Shin Splints are typically caused from training over-load or overuse. This is achieved through sudden and excessive increases to training loads. Examples of this might be increasing your training days, your training times or returning to the same level of exercise after an extended break.
Other contributing factors to Shin Splints include:
· Foot structure - Flat feet can yank on the muscles and tendons of the shin which causes unnecessary pressure and pull in the shin area.
· Incorrect technique - Poor running form, such as ‘rolling’ the feet inwards (pronation) or a skinny base of support (short width between steps) can affect the shins.
· High impact activities - The impact of running on hard or uneven surfaces can injure the shin muscles and tendons.
· Running shoes - Wearing the wrong type of shoe while running can contribute to shin splints.
What can you do for shin splints?
The stage in which rehabilitation begins is very much dependent upon the stage of injury the athlete is experiencing.

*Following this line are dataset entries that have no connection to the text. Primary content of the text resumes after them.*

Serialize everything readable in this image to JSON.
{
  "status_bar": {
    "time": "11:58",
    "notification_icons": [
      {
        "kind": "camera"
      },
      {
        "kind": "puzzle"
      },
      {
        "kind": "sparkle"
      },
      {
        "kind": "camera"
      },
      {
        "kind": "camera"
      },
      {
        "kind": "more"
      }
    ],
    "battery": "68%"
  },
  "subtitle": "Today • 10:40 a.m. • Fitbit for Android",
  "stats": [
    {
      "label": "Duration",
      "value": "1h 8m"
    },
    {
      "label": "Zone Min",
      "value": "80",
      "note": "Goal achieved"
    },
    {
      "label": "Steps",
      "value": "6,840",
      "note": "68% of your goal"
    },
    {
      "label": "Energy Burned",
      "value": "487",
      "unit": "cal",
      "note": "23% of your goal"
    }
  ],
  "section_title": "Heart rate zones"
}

This is why consulting a Physiotherapist is recommended to assist in rehabilitation. This can be split into 2 phases; an acute and subacute phase.
Acute Phase - 2-6 weeks:
This phase is characterised by an offload of the aggravating activities and resting. During this phase the athlete is encouraged to rest as much as they can, apply ice to the affected areas and to consult their GP or Pharmacist regarding some anti-inflammatories. They are also urged to complete low impact exercise to maintain strength and fitness. This may include swimming or cycling.
Subacute Phase - 4+ weeks:
Treatment consists of gradual introduction to training loads, frequency, intensity and duration. Biomechanical alterations to technique are generally addressed early in this phase to ensure rehabilitation can remain pain free. Treatment can include:
· A graded return to sport program.
· Lower limb strengthening with an emphasis on calf and foot strength.
· Balance and proprioceptive training.
· Potential involvement of a Podiatrist for foot biomechanics correction.
· Potential involvement of an Exercise Physiologist for running technique modification.
How can I prevent Shin Splints?
· Ensure a proper warm up and cool down are included in all your sessions.
· Incorporate a regular routine of stretching into your fitness program.
· Strengthen the muscles of your lower legs with specific exercises, in addition to regular training.
· Ensure proper footwear is worn for your foot type. Consult a Podiatrist if you are unsure.
· Mix up training with some low impact activities such as swimming, cycling and walking.